Born: Dublin 26 June 1893 – Died: 10 January 1986
In 1909 he was apprenticed to James Davies the professional at Killiney Golf Club and by 1911 had moved to Naas Golf Club on a salary of 21 schillings per week where one of his duties was laying out the nine hole course. In 1913 he was appointed professional at the Stillorgan Golf Club where he was in charge of laying out an additional nine-holes. In 1918 he moved to the Castle Golf Club as an assistant to Richard Larkin but after six months moved to Monkstown. The next year in 1919 he took up a position as professional at Killiney GC but moved to the Castle Golf Club where he remained as professional until his retirement in 1965.
Holley won the Michael Moran Challenge Cup six times (1923,24, 26,27,29 and 30) a record only surpassed by Harry Bradshaw who won it thirteen times, in 1930 it was his eighth appearance in the final. Holley first played in a PGA tournament in 1910, it was the Irish section of the Assistants Championship sponsored by Perrier Waters, he finished in second place. He was runner-up in the Irish Professional Championship in 1919 (James O’Hare), 1923 (Moses O’Neill) and 1927 (Patrick O’Hare).
On 29 September 1926 Holley/Nolan teamed up the play with (morning) and against (afternoon) George Duncan and Arthur Havers at Portmarnock. The afternoon match was the highlight but Holley/Nolan were given a two-hole lead despite there own protestations which were borne out when they took the first three holes leaving the touring pros a monumental mountain to climb – the local pros closed out the match by 4 and 2. The galleries at these matches was substantial and comparable with the Irish Professional Championship. For the record Holley and Havers lost the morning match by one hole.

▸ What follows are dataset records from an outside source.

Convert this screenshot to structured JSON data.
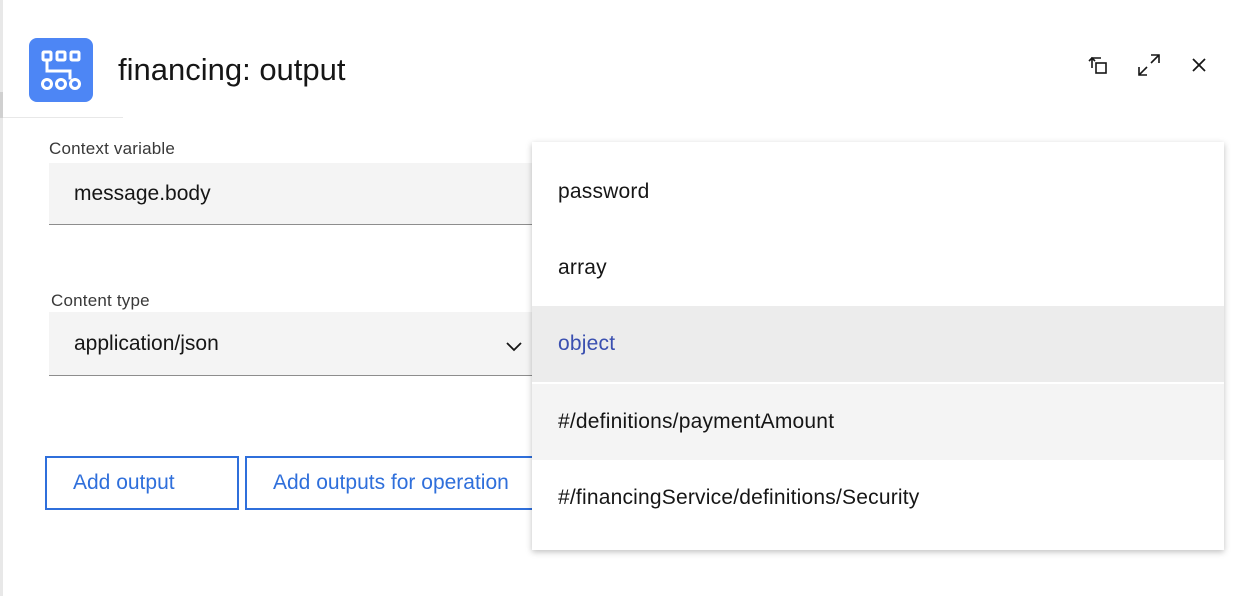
{
  "header": {
    "title": "financing: output",
    "app_icon": "flow-nodes-icon",
    "actions": [
      {
        "name": "restore-icon"
      },
      {
        "name": "maximize-icon"
      },
      {
        "name": "close-icon"
      }
    ]
  },
  "form": {
    "context_variable": {
      "label": "Context variable",
      "value": "message.body"
    },
    "content_type": {
      "label": "Content type",
      "value": "application/json"
    },
    "buttons": {
      "add_output": "Add output",
      "add_outputs_for_operation": "Add outputs for operation"
    }
  },
  "dropdown": {
    "items": [
      {
        "label": "password",
        "state": "normal"
      },
      {
        "label": "array",
        "state": "normal"
      },
      {
        "label": "object",
        "state": "selected"
      },
      {
        "label": "#/definitions/paymentAmount",
        "state": "hovered"
      },
      {
        "label": "#/financingService/definitions/Security",
        "state": "normal"
      }
    ]
  },
  "colors": {
    "accent": "#4d86f5",
    "button_blue": "#2f6fdb",
    "selected_text": "#3a4fb0",
    "field_bg": "#f4f4f4"
  }
}
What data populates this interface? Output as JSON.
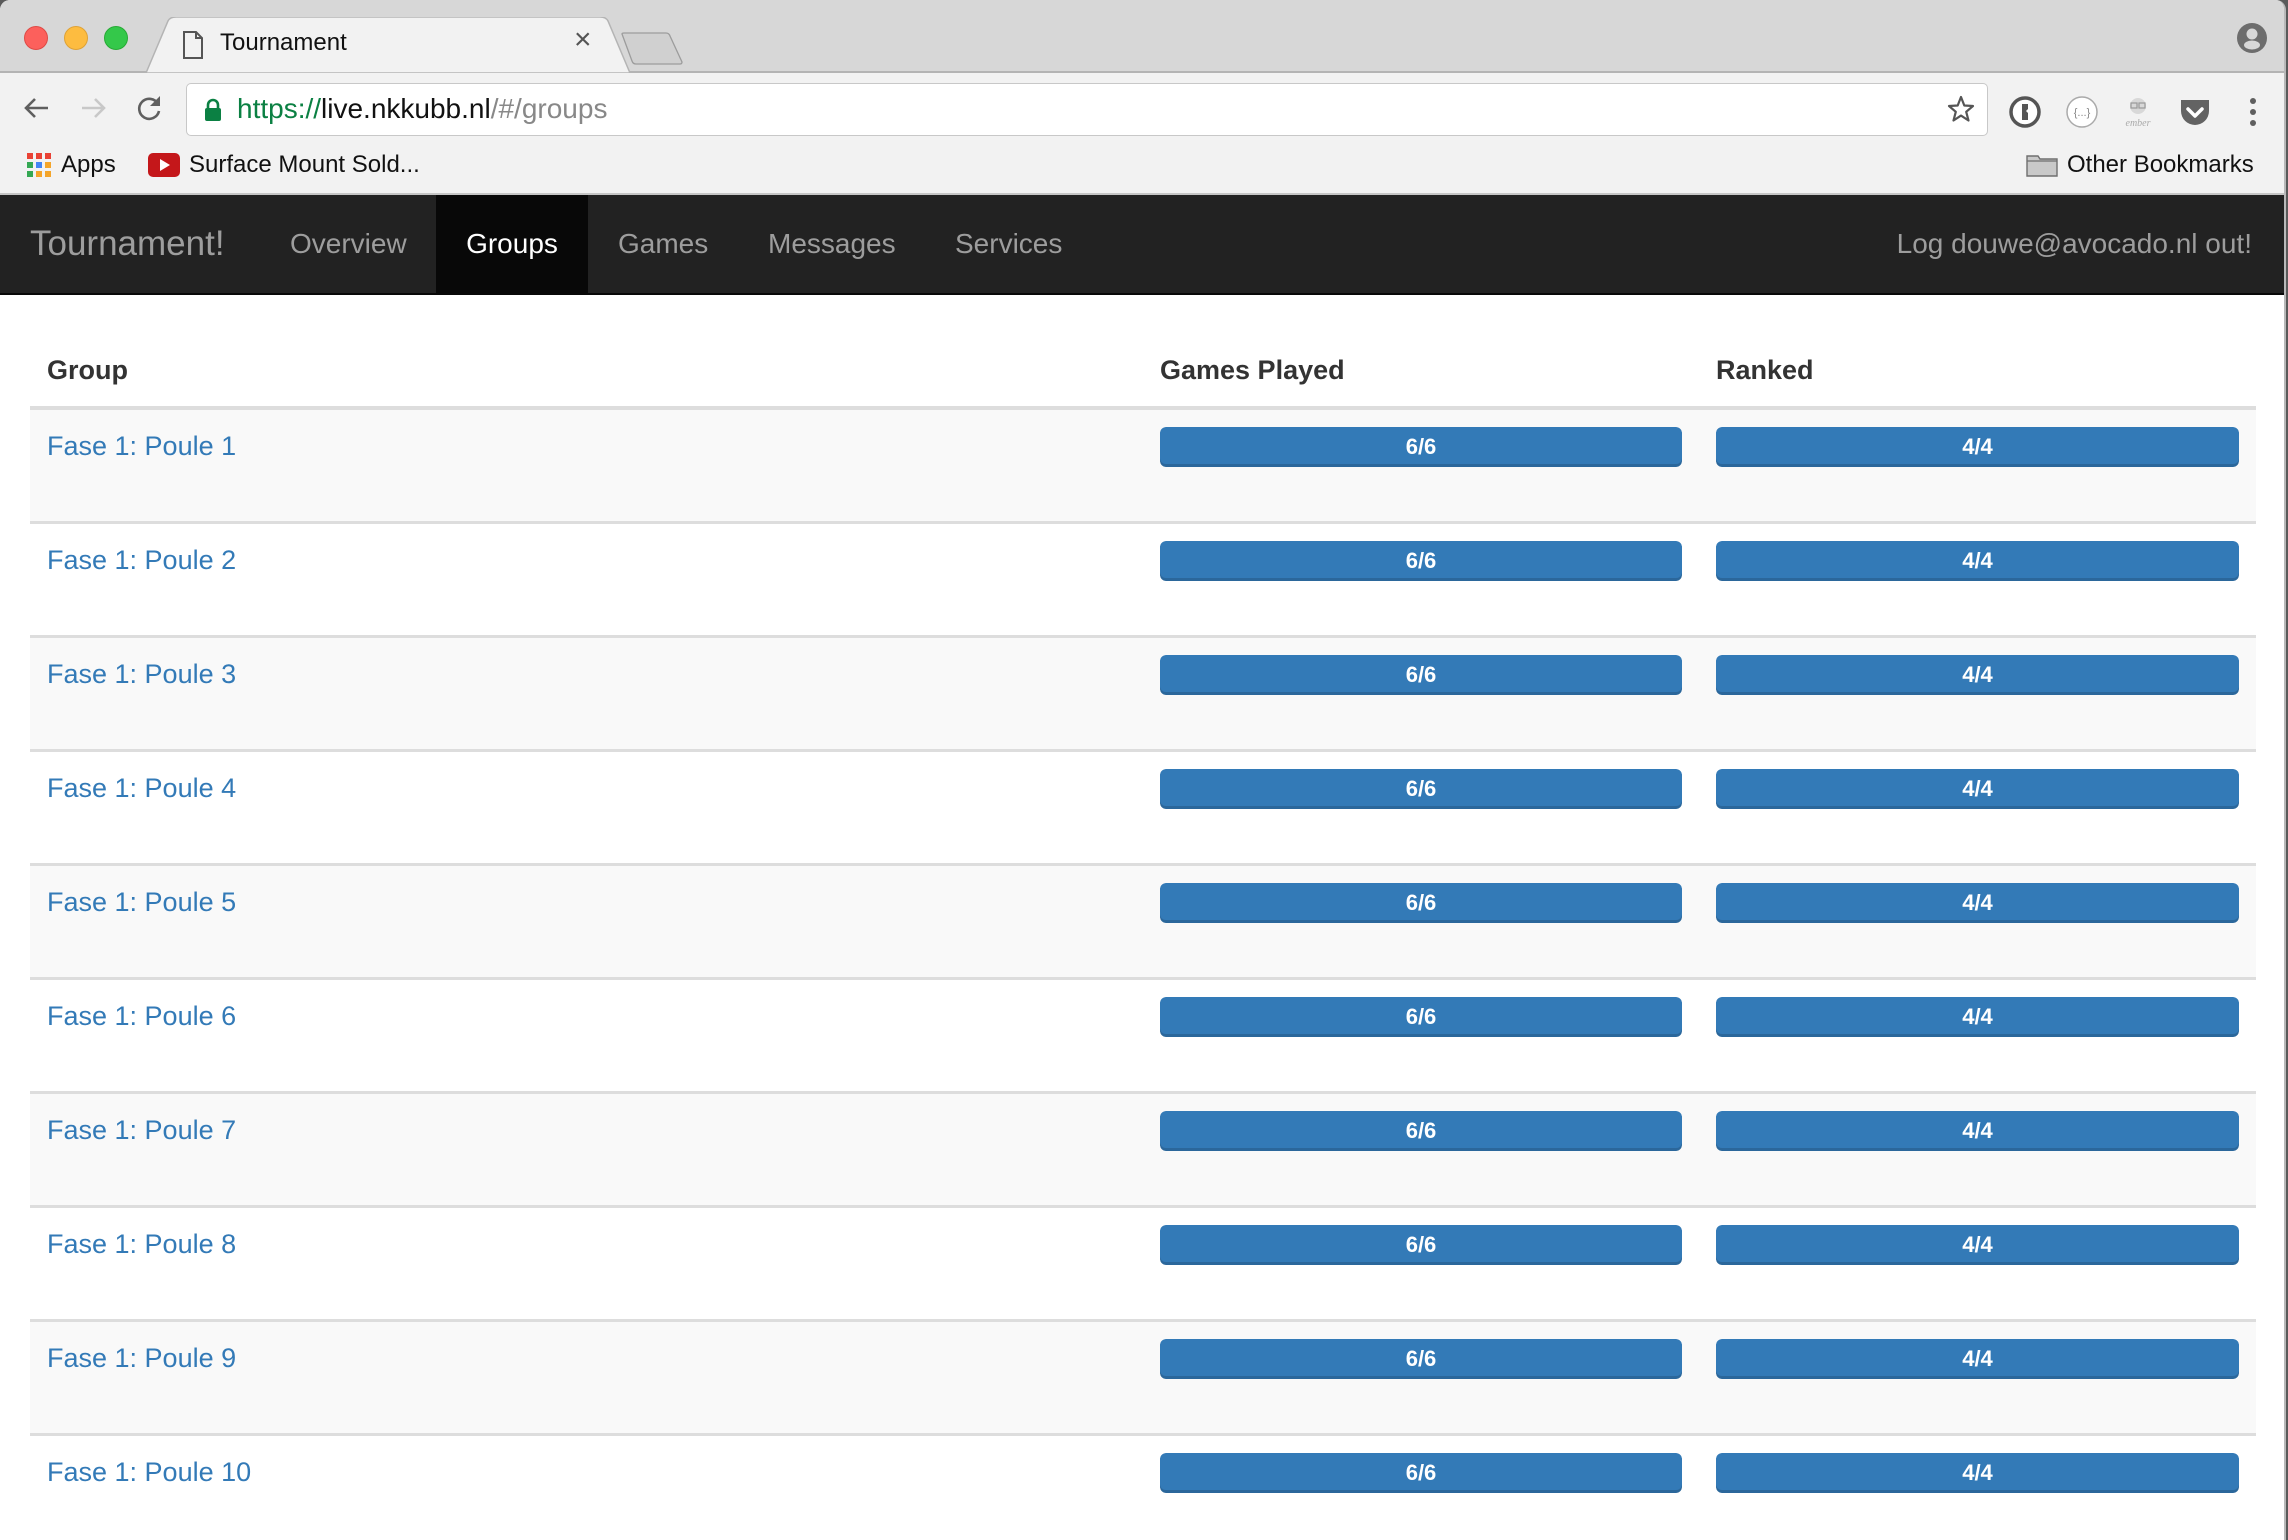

In Easter 1927 Harry Vardon was invited to play an exhibition match at Bundoran partnering Jack Smith, an English professional, against Willie Nolan and Holley. While the Holley/Nolan partnership losy by 3 and 2 the approximate scores showed Holley played the best golf of the fourball, his 71 was two shots better than Vardon and Smith and three better than Nolan. Vardon was likely in his fifty-sixth year at this stage and well past his prime but still managed a very respectably score.
William Holley qualified to play in the Open Championship at Royal St. George’s where he finished on a score of 314 (80,78,79,77) twenty-two shots behind the eventual winner Walter Hagen in joint 33rd place.
Holley played many exhibition matches the most notable being when he partnered Willie Nolan at Clontarf against Walter Hagen and Jack Quinn, the local professional, and managed to beat them 4 and 3 on Saturday 26th May, 1928. Click British Pathe for film footage.
On 31 May 1929 the Nolan/Holley partnership teed up against Ed Dudley and Johnny Farrell (“Smiling Johnny”), the US Open Champion and runner-up in the Open Championship. Farrell was of Irish descent, his parents having emigrated from Queen’s County (Offaly) to New York before he was born. Dudley/Farrell won their match against Holley/Nolan by 2 and 1.
William Holley was elected as first president of the Irish Professional Golfers Association.